In terms of getting to the program, Tara told us the bus tickets really helped. Many of the women live quite close to the location where their group is held, but for Tara this was not the case. Tara is very appreciative of the fresh food and milk she obtains from the program. She felt that without the program, she and her young son would starve. They also use the food bank to help get by, but the food bank cannot provide the fresh food she and her baby need.
Tara told us that that the program has made her a better mom. She told us about her experiences with her first child and how the baby was taken into foster care because she “didn’t know anything”. She didn’t realize how much time a baby would take. Now she is coming to weekly meetings and learning how to be a good parent. She told us she used to get frustrated but then she was taught techniques at the program such as baby massage, how to soothe her baby when he cried and other ways to handle her child (through the videos).
One of the best things about coming to the program, Tara told us, was being able to talk to other mothers and get their advice. It was through the program and the weekly meetings that she met and became close friends with Lena. They now get together on their own time. Lena is not only a friend to Tara but also a role model. According to Tara, Lena would reassure her throughout her pregnancy. Tara had a difficult pregnancy, experienced a lot of illness and was very frightened that things were not right. Lena, who had three children, helped to support Tara during and after her pregnancy.
An important related piece of information about Tara’s story is that up to the time she began the program, CAS had a supervisory order in her file. This order was removed after she enrolled and attended the program. This is a strong testimonial about the positive impact the program has made on Tara’s life.
Kyle grew up in Montreal with a single mother. While he was living on the street, he met Brenda, his partner, who had also run away from her parents. It was when Brenda got pregnant at age 16 that they first found out about Brighter Futures and St. Mary’s Home. Brenda’s family lived in Ottawa so the young couple decided to take their chances and moved in with Brenda’s mom. Brenda’s mom had heard about Buns in the Oven and told Brenda to contact the program.
It was while Brenda was going to Buns in the Oven that she heard about the Young Fathers Program. She encouraged Kyle to attend. At first Kyle was reluctant because he was extremely shy. But after attending for a few weeks, he found he was really enjoying the program and was “able to interact with other dads”. He said that every week he would meet four or five people that he knew. After a while, he felt much more confident and was not so shy to give his opinion.
Kyle said that coming to the program also motivated him to get a better job. He was doing sporadic work for a moving company. He started to apply to other places and eventually found a job at a large electronics store in the shipping department. He and Brenda decided they could move into an apartment on their own with their son.

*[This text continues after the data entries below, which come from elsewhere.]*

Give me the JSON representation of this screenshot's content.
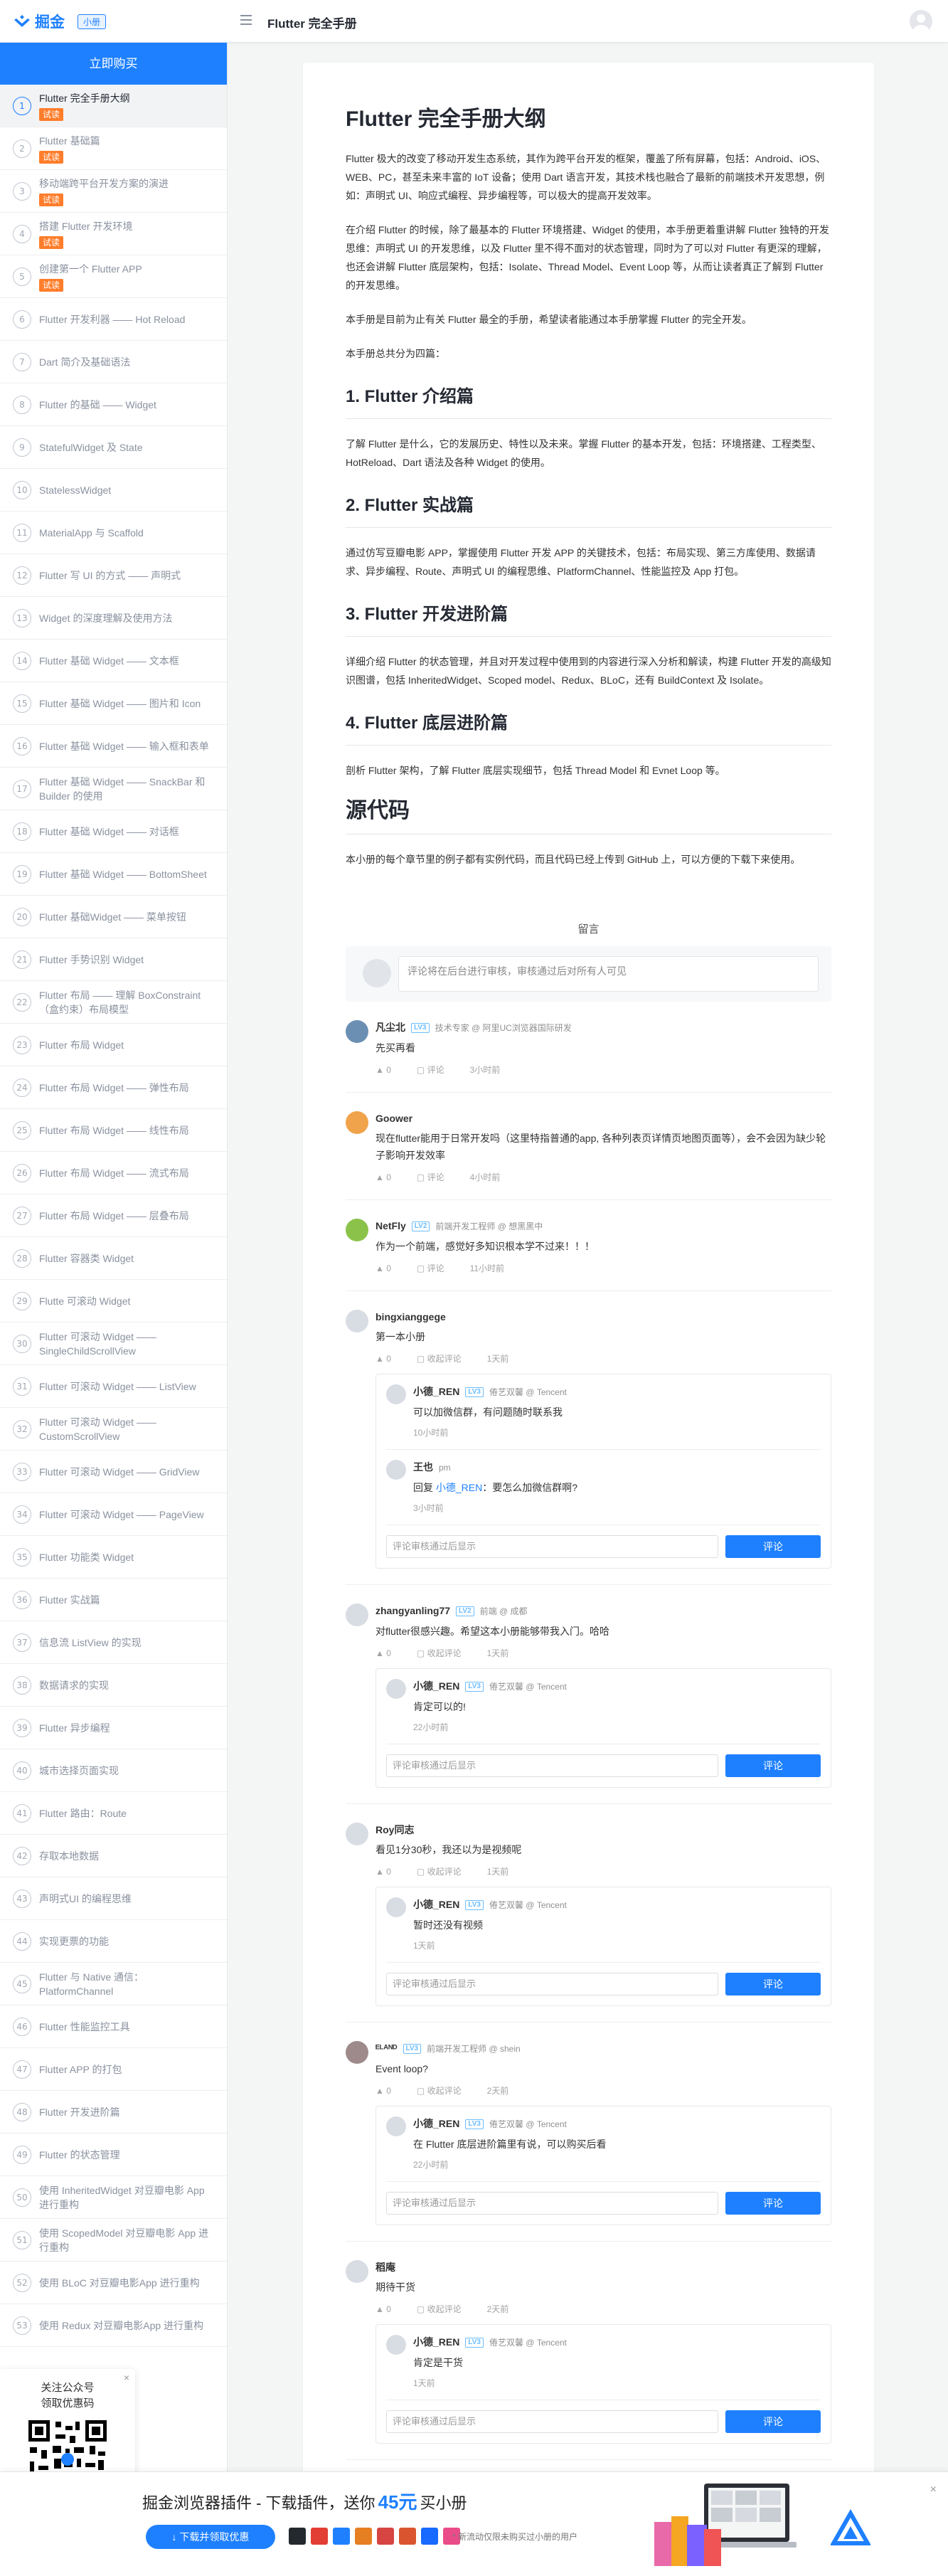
{
  "header": {
    "logo_text": "掘金",
    "badge": "小册",
    "book_title": "Flutter 完全手册"
  },
  "sidebar": {
    "buy_label": "立即购买",
    "trial_tag": "试读",
    "chapters": [
      {
        "num": "1",
        "title": "Flutter 完全手册大纲",
        "trial": true
      },
      {
        "num": "2",
        "title": "Flutter 基础篇",
        "trial": true
      },
      {
        "num": "3",
        "title": "移动端跨平台开发方案的演进",
        "trial": true
      },
      {
        "num": "4",
        "title": "搭建 Flutter 开发环境",
        "trial": true
      },
      {
        "num": "5",
        "title": "创建第一个 Flutter APP",
        "trial": true
      },
      {
        "num": "6",
        "title": "Flutter 开发利器 —— Hot Reload"
      },
      {
        "num": "7",
        "title": "Dart 简介及基础语法"
      },
      {
        "num": "8",
        "title": "Flutter 的基础 —— Widget"
      },
      {
        "num": "9",
        "title": "StatefulWidget 及 State"
      },
      {
        "num": "10",
        "title": "StatelessWidget"
      },
      {
        "num": "11",
        "title": "MaterialApp 与 Scaffold"
      },
      {
        "num": "12",
        "title": "Flutter 写 UI 的方式 —— 声明式"
      },
      {
        "num": "13",
        "title": "Widget 的深度理解及使用方法"
      },
      {
        "num": "14",
        "title": "Flutter 基础 Widget —— 文本框"
      },
      {
        "num": "15",
        "title": "Flutter 基础 Widget —— 图片和 Icon"
      },
      {
        "num": "16",
        "title": "Flutter 基础 Widget —— 输入框和表单"
      },
      {
        "num": "17",
        "title": "Flutter 基础 Widget —— SnackBar 和 Builder 的使用"
      },
      {
        "num": "18",
        "title": "Flutter 基础 Widget —— 对话框"
      },
      {
        "num": "19",
        "title": "Flutter 基础 Widget —— BottomSheet"
      },
      {
        "num": "20",
        "title": "Flutter 基础Widget —— 菜单按钮"
      },
      {
        "num": "21",
        "title": "Flutter 手势识别 Widget"
      },
      {
        "num": "22",
        "title": "Flutter 布局 —— 理解 BoxConstraint（盒约束）布局模型"
      },
      {
        "num": "23",
        "title": "Flutter 布局 Widget"
      },
      {
        "num": "24",
        "title": "Flutter 布局 Widget —— 弹性布局"
      },
      {
        "num": "25",
        "title": "Flutter 布局 Widget —— 线性布局"
      },
      {
        "num": "26",
        "title": "Flutter 布局 Widget —— 流式布局"
      },
      {
        "num": "27",
        "title": "Flutter 布局 Widget —— 层叠布局"
      },
      {
        "num": "28",
        "title": "Flutter 容器类 Widget"
      },
      {
        "num": "29",
        "title": "Flutte 可滚动 Widget"
      },
      {
        "num": "30",
        "title": "Flutter 可滚动 Widget —— SingleChildScrollView"
      },
      {
        "num": "31",
        "title": "Flutter 可滚动 Widget —— ListView"
      },
      {
        "num": "32",
        "title": "Flutter 可滚动 Widget —— CustomScrollView"
      },
      {
        "num": "33",
        "title": "Flutter 可滚动 Widget —— GridView"
      },
      {
        "num": "34",
        "title": "Flutter 可滚动 Widget —— PageView"
      },
      {
        "num": "35",
        "title": "Flutter 功能类 Widget"
      },
      {
        "num": "36",
        "title": "Flutter 实战篇"
      },
      {
        "num": "37",
        "title": "信息流 ListView 的实现"
      },
      {
        "num": "38",
        "title": "数据请求的实现"
      },
      {
        "num": "39",
        "title": "Flutter 异步编程"
      },
      {
        "num": "40",
        "title": "城市选择页面实现"
      },
      {
        "num": "41",
        "title": "Flutter 路由：Route"
      },
      {
        "num": "42",
        "title": "存取本地数据"
      },
      {
        "num": "43",
        "title": "声明式UI 的编程思维"
      },
      {
        "num": "44",
        "title": "实现更票的功能"
      },
      {
        "num": "45",
        "title": "Flutter 与 Native 通信：PlatformChannel"
      },
      {
        "num": "46",
        "title": "Flutter 性能监控工具"
      },
      {
        "num": "47",
        "title": "Flutter APP 的打包"
      },
      {
        "num": "48",
        "title": "Flutter 开发进阶篇"
      },
      {
        "num": "49",
        "title": "Flutter 的状态管理"
      },
      {
        "num": "50",
        "title": "使用 InheritedWidget 对豆瓣电影 App 进行重构"
      },
      {
        "num": "51",
        "title": "使用 ScopedModel 对豆瓣电影 App 进行重构"
      },
      {
        "num": "52",
        "title": "使用 BLoC 对豆瓣电影App 进行重构"
      },
      {
        "num": "53",
        "title": "使用 Redux 对豆瓣电影App 进行重构"
      }
    ],
    "qr": {
      "line1": "关注公众号",
      "line2": "领取优惠码",
      "close": "×"
    }
  },
  "article": {
    "title": "Flutter 完全手册大纲",
    "p1": "Flutter 极大的改变了移动开发生态系统，其作为跨平台开发的框架，覆盖了所有屏幕，包括：Android、iOS、WEB、PC，甚至未来丰富的 IoT 设备；使用 Dart 语言开发，其技术栈也融合了最新的前端技术开发思想，例如：声明式 UI、响应式编程、异步编程等，可以极大的提高开发效率。",
    "p2": "在介绍 Flutter 的时候，除了最基本的 Flutter 环境搭建、Widget 的使用，本手册更着重讲解 Flutter 独特的开发思维：声明式 UI 的开发思维，以及 Flutter 里不得不面对的状态管理，同时为了可以对 Flutter 有更深的理解，也还会讲解 Flutter 底层架构，包括：Isolate、Thread Model、Event Loop 等，从而让读者真正了解到 Flutter 的开发思维。",
    "p3": "本手册是目前为止有关 Flutter 最全的手册，希望读者能通过本手册掌握 Flutter 的完全开发。",
    "p4": "本手册总共分为四篇：",
    "s1_title": "1. Flutter 介绍篇",
    "s1_text": "了解 Flutter 是什么，它的发展历史、特性以及未来。掌握 Flutter 的基本开发，包括：环境搭建、工程类型、HotReload、Dart 语法及各种 Widget 的使用。",
    "s2_title": "2. Flutter 实战篇",
    "s2_text": "通过仿写豆瓣电影 APP，掌握使用 Flutter 开发 APP 的关键技术，包括：布局实现、第三方库使用、数据请求、异步编程、Route、声明式 UI 的编程思维、PlatformChannel、性能监控及 App 打包。",
    "s3_title": "3. Flutter 开发进阶篇",
    "s3_text": "详细介绍 Flutter 的状态管理，并且对开发过程中使用到的内容进行深入分析和解读，构建 Flutter 开发的高级知识图谱，包括 InheritedWidget、Scoped model、Redux、BLoC，还有 BuildContext 及 Isolate。",
    "s4_title": "4. Flutter 底层进阶篇",
    "s4_text": "剖析 Flutter 架构，了解 Flutter 底层实现细节，包括 Thread Model 和 Evnet Loop 等。",
    "src_title": "源代码",
    "src_text": "本小册的每个章节里的例子都有实例代码，而且代码已经上传到 GitHub 上，可以方便的下载下来使用。"
  },
  "comments": {
    "title": "留言",
    "placeholder": "评论将在后台进行审核，审核通过后对所有人可见",
    "reply_placeholder": "评论审核通过后显示",
    "submit": "评论",
    "comment_label": "评论",
    "collapse_label": "收起评论",
    "items": [
      {
        "name": "凡尘北",
        "level": "LV3",
        "meta": "技术专家 @ 阿里UC浏览器国际研发",
        "text": "先买再看",
        "likes": "0",
        "time": "3小时前",
        "avatar": "#6b8fb3"
      },
      {
        "name": "Goower",
        "level": "",
        "meta": "",
        "text": "现在flutter能用于日常开发吗（这里特指普通的app, 各种列表页详情页地图页面等），会不会因为缺少轮子影响开发效率",
        "likes": "0",
        "time": "4小时前",
        "avatar": "#f0a34a"
      },
      {
        "name": "NetFly",
        "level": "LV2",
        "meta": "前端开发工程师 @ 想黑黑中",
        "text": "作为一个前端，感觉好多知识根本学不过来！！！",
        "likes": "0",
        "time": "11小时前",
        "avatar": "#8bc34a"
      },
      {
        "name": "bingxianggege",
        "level": "",
        "meta": "",
        "text": "第一本小册",
        "likes": "0",
        "time": "1天前",
        "avatar": "#d8dce3",
        "replies": [
          {
            "name": "小德_REN",
            "level": "LV3",
            "meta": "倦艺双馨 @ Tencent",
            "text": "可以加微信群，有问题随时联系我",
            "time": "10小时前"
          },
          {
            "name": "王也",
            "level": "",
            "meta": "pm",
            "text_prefix": "回复 ",
            "mention": "小德_REN",
            "text": "：要怎么加微信群啊?",
            "time": "3小时前"
          }
        ]
      },
      {
        "name": "zhangyanling77",
        "level": "LV2",
        "meta": "前端 @ 成都",
        "text": "对flutter很感兴趣。希望这本小册能够带我入门。哈哈",
        "likes": "0",
        "time": "1天前",
        "avatar": "#d8dce3",
        "replies": [
          {
            "name": "小德_REN",
            "level": "LV3",
            "meta": "倦艺双馨 @ Tencent",
            "text": "肯定可以的!",
            "time": "22小时前"
          }
        ]
      },
      {
        "name": "Roy同志",
        "level": "",
        "meta": "",
        "text": "看见1分30秒，我还以为是视频呢",
        "likes": "0",
        "time": "1天前",
        "avatar": "#d8dce3",
        "replies": [
          {
            "name": "小德_REN",
            "level": "LV3",
            "meta": "倦艺双馨 @ Tencent",
            "text": "暂时还没有视频",
            "time": "1天前"
          }
        ]
      },
      {
        "name": "ᴱᴸᴬᴺᴰ",
        "level": "LV3",
        "meta": "前端开发工程师 @ shein",
        "text": "Event loop?",
        "likes": "0",
        "time": "2天前",
        "avatar": "#9e8a8a",
        "replies": [
          {
            "name": "小德_REN",
            "level": "LV3",
            "meta": "倦艺双馨 @ Tencent",
            "text": "在 Flutter 底层进阶篇里有说，可以购买后看",
            "time": "22小时前"
          }
        ]
      },
      {
        "name": "稻庵",
        "level": "",
        "meta": "",
        "text": "期待干货",
        "likes": "0",
        "time": "2天前",
        "avatar": "#d8dce3",
        "replies": [
          {
            "name": "小德_REN",
            "level": "LV3",
            "meta": "倦艺双馨 @ Tencent",
            "text": "肯定是干货",
            "time": "1天前"
          }
        ]
      }
    ]
  },
  "banner": {
    "title_pre": "掘金浏览器插件 - 下载插件，送你",
    "amount": "45元",
    "title_post": "买小册",
    "button": "↓ 下载并领取优惠",
    "note": "* 新流动仅限未购买过小册的用户",
    "close": "×"
  },
  "colors": {
    "accent": "#1e80ff",
    "trial_tag": "#ff7d2b"
  }
}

Brenda decided to return to school and finish her high school credits. When she was at school, Kyle took Jamie to the Brighter Futures parenting workshops at the Outreach Centre whenever he could. Kyle thinks he “would not be the person he is now if it wasn’t for the programs”. He has made a lot of friends and can take good care of his son. He said his self-confidence has also increased significantly. “I could not talk to people before”. Now he speaks up when asked and also volunteers answers. Kyle ended the interview by saying he feels that he would likely be dead by now if he had not gotten away from the streets. He credited Brenda and the baby with that, but added that without Brighter Futures and St. Mary’s, he and Brenda would not be the responsible and caring parents they are today.